Cetveli de, kalemi de hiç kullanmadım. Kıyamadığımdan kullanmadım. O zamanlar o cetvel ve kalem benim için “Finlandiya’dan gelen şeyler!”di. Ahah, şimdi de öyle galiba, kullanmaya kıyabileceğimi sanmıyorum bu saatten sonra. Bu olaydan bir sene sonra falan bir arkadaşım gitti Finlandiya’ya. Benim kuzey ülkeleri merakım azalmak yerine arttığından, onun gideceğini duyunca yakalayıp “Bana Finlandiya’dan yenmeyen, içilmeyen, giyilmeyen, kullandıkça bitmeyen ve oraya özgü ufak bir şey getirir misin?” dedim. Ufacık yeşil bir kurbağa getirmişti, camdan yapılmış. Benzerlerini rahatlıkla burada da bulabileceğiniz bir şeydi, üzülmüştüm. (Neyse ki yakın arkadaşım değildi, eheh.)
Yanılmıyorsam 2009 yılında gene yakın olmayan bir arkadaşım gitti Finlandiya’ya. O biliyordu zaten seviyor olduğumu fakat ben istedim gene bir şeyler. Oyuncak değil, süs eşyası da değil, ama bunların arasında kalmış bir geyik getirmişti bana hatta adını Yuropi koymuştuk.
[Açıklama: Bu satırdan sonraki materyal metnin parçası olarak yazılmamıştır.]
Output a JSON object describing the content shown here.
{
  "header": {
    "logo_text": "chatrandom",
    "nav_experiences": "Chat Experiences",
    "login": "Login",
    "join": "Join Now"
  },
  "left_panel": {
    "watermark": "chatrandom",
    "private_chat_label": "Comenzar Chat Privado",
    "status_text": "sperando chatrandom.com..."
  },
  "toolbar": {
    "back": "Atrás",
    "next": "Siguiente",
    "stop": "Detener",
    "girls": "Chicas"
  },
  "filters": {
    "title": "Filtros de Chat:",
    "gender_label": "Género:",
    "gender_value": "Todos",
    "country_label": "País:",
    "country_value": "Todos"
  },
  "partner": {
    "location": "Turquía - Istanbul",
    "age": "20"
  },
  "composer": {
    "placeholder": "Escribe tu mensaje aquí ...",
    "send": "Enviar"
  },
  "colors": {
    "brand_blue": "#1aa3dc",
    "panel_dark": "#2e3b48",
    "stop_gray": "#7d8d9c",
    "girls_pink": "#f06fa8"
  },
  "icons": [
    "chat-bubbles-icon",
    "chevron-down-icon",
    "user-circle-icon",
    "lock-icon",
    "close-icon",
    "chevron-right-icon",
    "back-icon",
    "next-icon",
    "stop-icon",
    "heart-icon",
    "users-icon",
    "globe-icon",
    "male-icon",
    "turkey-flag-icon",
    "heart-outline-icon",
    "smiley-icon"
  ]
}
Yuropi’yi getiren arkadaşımla görüşmeye fırsat olmadan Amerika’ya gitti; geyiği de ortak bir arkadaşımıza verdi ondan alayım diye. Nedense ondan da alamadım. Görüştüğümüz halde alamadım ve mantıklı bir sebep söyleyemeyeceğim; yok çünkü. Sonuç olarak o geyik hiçbir zaman benim olmadı. Hiç görmediğim Yuropi’mi özlüyorum.
Geçen sene İsveç’e Erasmus dolayısıyla giden arkadaşım plak getirdi bana. Yakın arkadaş farkı başka oluyor. Dünyada çok popüler olan birinin değil, İsveç’e özgü birinin plağı. Ehahe, gördüğümde 15 yaşında Finlandiya standına bakan Yağmur’dan pek farkım yoktu çünkü “İsveç plağı!” diye bağırdım. Oluyor öyle.
Şimdi Finlandiya kalemim, Finlandiya cetvelim, Finlandiya kurbağam, İsveç plağım, birbirimizden ayrı olsak da içimde yaşayan Finlandiya geyiğim (Yuropi) ve IKEA’dan alınmış birkaç eşyam ile evimde kuzey rüzgarları estiriyorum. Gün gelip de İsveç’te çekirdek çitlediğim zamalarda buranın havasını orada estirmeyi unutmayacağım tabii. Gene de benden önce giderseniz, gelirken “yenmeyen, içilmeyen, giyilmeyen, kullandıkça bitmeyen ve oraya özgü” bir şey getirmeyi unutmayın.
Gene not: Cetvelin üzerinde Pohjois-Satakunnan Ammatti Instituutti yazıyor. Oraya gidince bir iki cetvel daha alacağım, lazım olur.